Фредерик Бегбедер: «Еще Бодлер говорил, что любое искусство — это проституция» | Главное | Time Out
Главное

Фредерик Бегбедер: «Еще Бодлер говорил, что любое искусство — это проституция»

Анастасия Ниточкина   31 мая 2010
3 мин
Фредерик Бегбедер: «Еще Бодлер говорил, что любое искусство — это проституция»
Писатель представил московской публике свою новую книгу «Французский роман».

Вы провели в тюрьме всего 36 часов, но пишете об этом с таким ужасом… Вам не стыдно признаваться в том, что тюрьма вас так напугала?


Нет, эти 36 часов для меня длились как столетие. Ты сидела в тюрьме?


Нет.


Есть два типа людей. Одни не сидели и говорят, как ты: подумаешь, 36 часов, чего он жалуется? А другие сидели и сразу понимают, о чем речь идет. Франция больше не свободная страна, вот в чем дело. Французы обожают учить соблюдению прав человека другие страны. Россию, в частности. Но в самой Франции права человека попираются как угодно. Каждый год по миллиону человек попадают в тюрьму. А в этих одиночках такие противные условия. Достаточно случайно попасть в историю, выпить стакан вина и сесть за руль или просто нагрубить полицейскому — и на тебя надевают наручники, сажают в тюрьму, где воняет блевотиной и мочой. Да, 36 часов — ерунда, но это другой мир, и он перевернул мое сознание. Конечно, это не то, что Солженицын сидел, — сравнивать нельзя. Но тем не менее это было сильно…


Недавно у нас вышла книга сына Ромена Гари, Диего, «S, или Надежда на жизнь», в которой он решает для себя вопрос, писать ли автобиографию, потому что любой публичный рассказ о себе — своего рода проституция. У вас нет таких мучений, когда вы вставляете в текст что-то о себе?
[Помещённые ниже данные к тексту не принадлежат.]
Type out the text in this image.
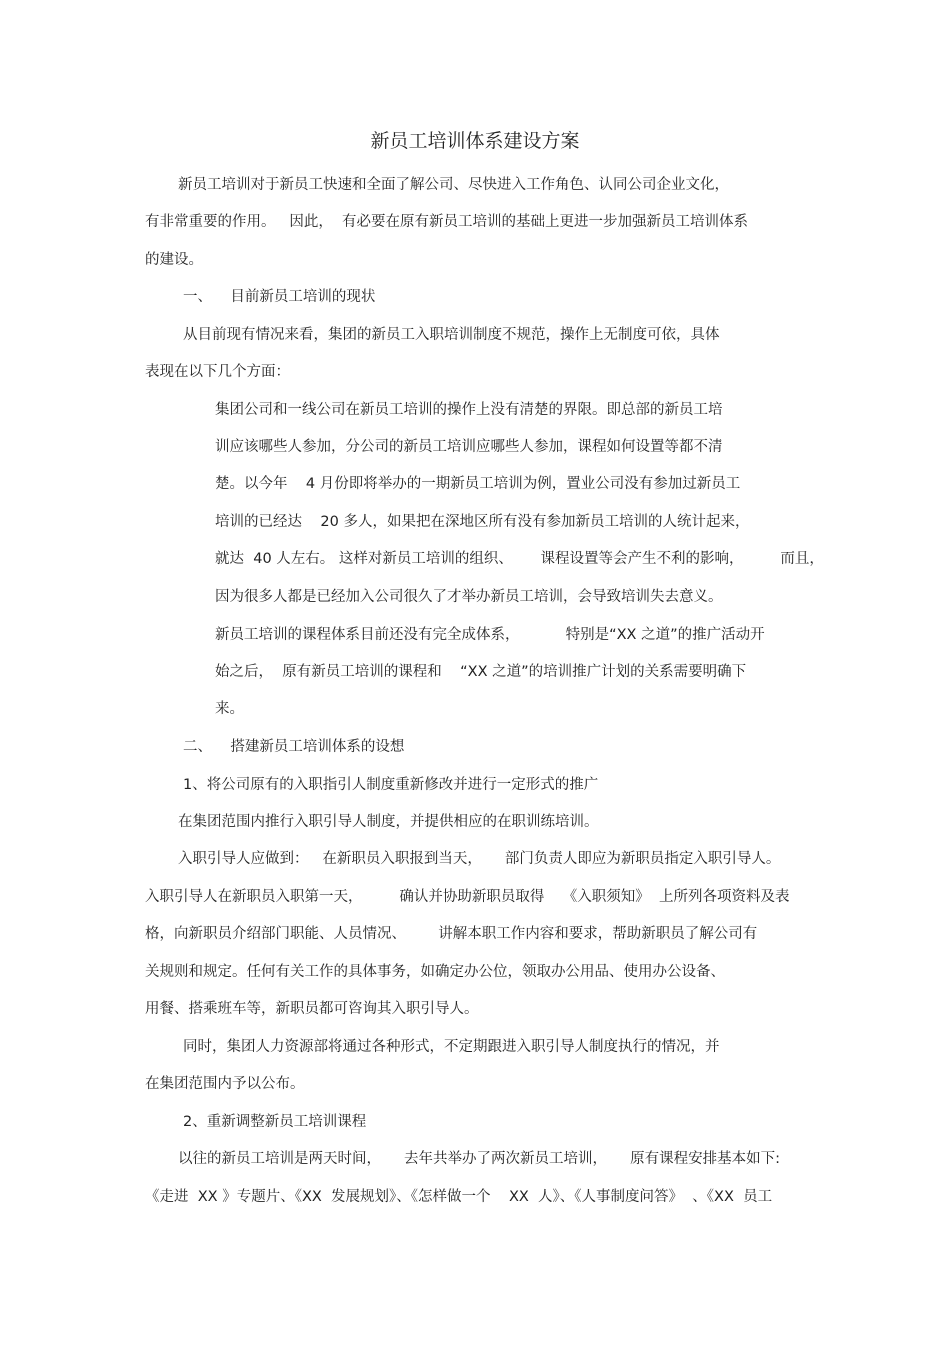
新员工培训体系建设方案
新员工培训对于新员工快速和全面了解公司、尽快进入工作角色、认同公司企业文化，
有非常重要的作用。   因此，  有必要在原有新员工培训的基础上更进一步加强新员工培训体系
的建设。
一、    目前新员工培训的现状
从目前现有情况来看，集团的新员工入职培训制度不规范，操作上无制度可依，具体
表现在以下几个方面：
集团公司和一线公司在新员工培训的操作上没有清楚的界限。即总部的新员工培
训应该哪些人参加，分公司的新员工培训应哪些人参加，课程如何设置等都不清
楚。以今年    4 月份即将举办的一期新员工培训为例，置业公司没有参加过新员工
培训的已经达    20 多人，如果把在深地区所有没有参加新员工培训的人统计起来，
就达  40 人左右。 这样对新员工培训的组织、      课程设置等会产生不利的影响，        而且，
因为很多人都是已经加入公司很久了才举办新员工培训，会导致培训失去意义。
新员工培训的课程体系目前还没有完全成体系，          特别是“XX 之道”的推广活动开
始之后，  原有新员工培训的课程和    “XX 之道”的培训推广计划的关系需要明确下
来。
二、    搭建新员工培训体系的设想
1、将公司原有的入职指引人制度重新修改并进行一定形式的推广
在集团范围内推行入职引导人制度，并提供相应的在职训练培训。
入职引导人应做到：   在新职员入职报到当天，     部门负责人即应为新职员指定入职引导人。
入职引导人在新职员入职第一天，        确认并协助新职员取得    《入职须知》  上所列各项资料及表
格，向新职员介绍部门职能、人员情况、       讲解本职工作内容和要求，帮助新职员了解公司有
关规则和规定。任何有关工作的具体事务，如确定办公位，领取办公用品、使用办公设备、
用餐、搭乘班车等，新职员都可咨询其入职引导人。
同时，集团人力资源部将通过各种形式，不定期跟进入职引导人制度执行的情况，并
在集团范围内予以公布。
2、重新调整新员工培训课程
以往的新员工培训是两天时间，     去年共举办了两次新员工培训，     原有课程安排基本如下:
《走进  XX 》专题片、《XX  发展规划》、《怎样做一个    XX  人》、《人事制度问答》  、《XX  员工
Еще Бодлер говорил, что любое искусство — это проституция. Ничего нового в этом нет. И я согласен с этим. Но я не могу сказать, что в прошлых книгах я был слишком поверхностен, а в этой, наоборот, чрезвычайно углублен. Не то чтобы если я не расскажу о своем деде, который прятал евреев во время войны, о другом деде и всех семейных историях, о которых я пишу в книге, то после этого я не буду считаться художником. Если быть максимально искренним и подойти к этому серьезно, то почти каждый может найти себя в этих историях: 1960-е годы, 1970-е, как прожила такая-то семья, такой-то человек, что с ними происходило раньше и после этого. Когда я издателю отнес рукопись, тот сказал: «Ты что, с ума сошел?» Издатель ведь хочет, чтобы автор всегда писал одно и то же — то, что мы называем эпатажем. А теперь получается, что уже 70 000 экземпляров во Франции продано и премия «Ренодо» моя. Значит, люди что-то нашли для себя в этой книге. Это же не просто история мальчишки, который наблюдает, как его родители ссорятся. Наверное, все видят в детстве, как их родители ссорятся. Произошло узнавание себя, и, наверное, это многих затронуло.


Вы пишете, что своего детства не помните и творите его заново. Ваше сотворенное детство вас как-то изменило?


Конечно! Я провел прямо полицейское расследование по восстановлению своего прошлого. Работал как мент: по каким-то фотографиям, песням, вещам, текстам восстанавливал картину. Замечу такую вещь: без воспоминаний мы — ничто. Пустое место. Мы представляем собой не что иное, как наше прошлое. У Пруста есть гениальная фраза: «На вершине частного появляется общее».